Por Alain Badiou, publicado originalmente no Le Monde

Tal qual nos é apresentada, a crise planetária das finanças parece-se com um desses maus filmes produzidos pela fábrica de sucessos pré-fabricados que chamamos hoje de cinema. Nada falta, incluindo as aparições que aterrorizam: é impossível impedir a sexta-feira 13, tudo desmorona, tudo vai desmoronar...
Mas a esperança permanece. Diante da cena, aterrorizados e concentrados como num filme-catástrofe, a pequena quadrilha de poderosos, os bombeiros do fogo monetário, os Sarkozy, Paulson, Merkel, Brown e outros Trichet, gastam milhares de milhões. "Salvar os bancos!". Esse nobre grito humanista e democrático surge de todas as gargantas políticas e mediáticas. Para os actores principais do filme, ou seja, os ricos, os seus servidores, os seus parasitas e todos aqueles que os incensam, um final feliz, eu creio, eu sinto, é inevitável, levando em conta o que eles são hoje e o mundo, e os políticos que os cercam.
Voltemo-nos antes para os espectadores desse espectáculo, a turba atónita que ouve como uma algazarra longínqua os gritos desesperados dos banqueiros, imagina os finais de semana fatigantes da gloriosa pequena tropa de chefes de governo, vê passar diante dos seus olhos cifras tão gigantescas como obscuras, e compara tudo isso mecanicamente com os recursos com os quais vive, ou mesmo, para uma parte muito considerável da humanidade, a pura e simples falta de recursos que forma o fundo amargo e corajoso da sua vida. Eu digo que aí está o real, ao qual não teremos acesso enquanto não nos desviarmos da tela do espectáculo para considerar a massa invisível daqueles para quem o filme-catástrofe, num inesperado final cor-de-rosa (Sarkozy beija Merkel, e todo mundo chora de alegria), jamais passou de um teatro de sombras.
Nas últimas semanas, fala-se frequentemente da "economia real" (a produção de bens). E opõe-se a ela a "economia irreal" (a especulação), de onde viria todo o mal, visto que seus agentes teriam-se tornado "irresponsáveis", "irracionais" e "predadores". Essa distinção é, evidentemente, absurda. O capitalismo financeiro é, há cinco séculos, uma peça central do capitalismo em geral. Quanto aos proprietários e animadores desse sistema, eles só são, por definição, responsáveis pelos lucros, a sua "racionalidade" é medida pelos ganhos, e não só são predadores, como têm o dever de sê-lo.
Não há, portanto, nada mais real na produção capitalista que o seu estágio mercantil ou o seu compartimento especulativo. O retorno ao real não seria, assim, o movimento que conduz da má especulação "irracional" à saudável produção. Esse retorno é o retorno à vida, imediata e reflectida, de todos aqueles que habitam este mundo. É a partir dessa posição que se pode observar sem fraquejar o capitalismo e o filme-catástrofe que ele nos apresenta nestes dias. O real não é o filme, mas a sala.

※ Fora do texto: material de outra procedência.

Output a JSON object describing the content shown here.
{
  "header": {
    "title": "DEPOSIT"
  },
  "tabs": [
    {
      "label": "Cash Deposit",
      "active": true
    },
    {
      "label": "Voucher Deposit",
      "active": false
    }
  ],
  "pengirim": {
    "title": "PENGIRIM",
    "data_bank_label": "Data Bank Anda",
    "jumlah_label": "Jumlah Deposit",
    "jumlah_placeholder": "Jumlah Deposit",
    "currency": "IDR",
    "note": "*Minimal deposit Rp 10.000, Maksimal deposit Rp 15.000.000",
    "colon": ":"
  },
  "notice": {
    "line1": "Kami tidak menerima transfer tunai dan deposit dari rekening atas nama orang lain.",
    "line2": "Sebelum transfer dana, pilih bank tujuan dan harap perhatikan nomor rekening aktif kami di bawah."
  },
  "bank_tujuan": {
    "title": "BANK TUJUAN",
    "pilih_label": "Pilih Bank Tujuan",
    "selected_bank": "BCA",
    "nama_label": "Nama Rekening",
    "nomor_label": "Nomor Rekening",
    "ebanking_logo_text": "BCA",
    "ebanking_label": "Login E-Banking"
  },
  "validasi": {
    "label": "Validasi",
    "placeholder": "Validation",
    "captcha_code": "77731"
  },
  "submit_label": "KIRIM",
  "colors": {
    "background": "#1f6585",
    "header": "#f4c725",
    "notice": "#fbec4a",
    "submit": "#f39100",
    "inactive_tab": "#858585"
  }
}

O que vemos, assim, retornando? Vemos coisas simples e conhecidas de longa data: o capitalismo não é nada além de um banditismo, irracional na sua essência e devastador no seu futuro. Ele sempre fez pagar, para ter algumas curtas décadas de prosperidade selváticamente desiguais, com crises ou o desaparecimento de quantidades astronómicas de valores, com expedições punitivas sanguinárias em todas as zonas consideradas por ele como estratégicas ou ameaçadas, com guerras mundiais por meio das quais sua saúde é refeita.
Deixemos ao filme-crise, assim revisto, a sua força didática. Podemos ainda ousar, face à vida das pessoas que o assistem, nos vangloriar de um sistema que remete a organização da vida colectiva às pulsões mais baixas, à cobiça, à rivalidade, ao egoísmo? Fazer o elogio de uma "democracia" onde os dirigentes são tão impunemente os empregados da apropriação financeira privada que espantaria o próprio Marx, que já qualificava esses governantes, há 160 anos, como funcionários do poder do capital? Afirmar que é impossível tapar o buraco da segurança social, mas que devemos tapar, com biliões, o buraco dos bancos?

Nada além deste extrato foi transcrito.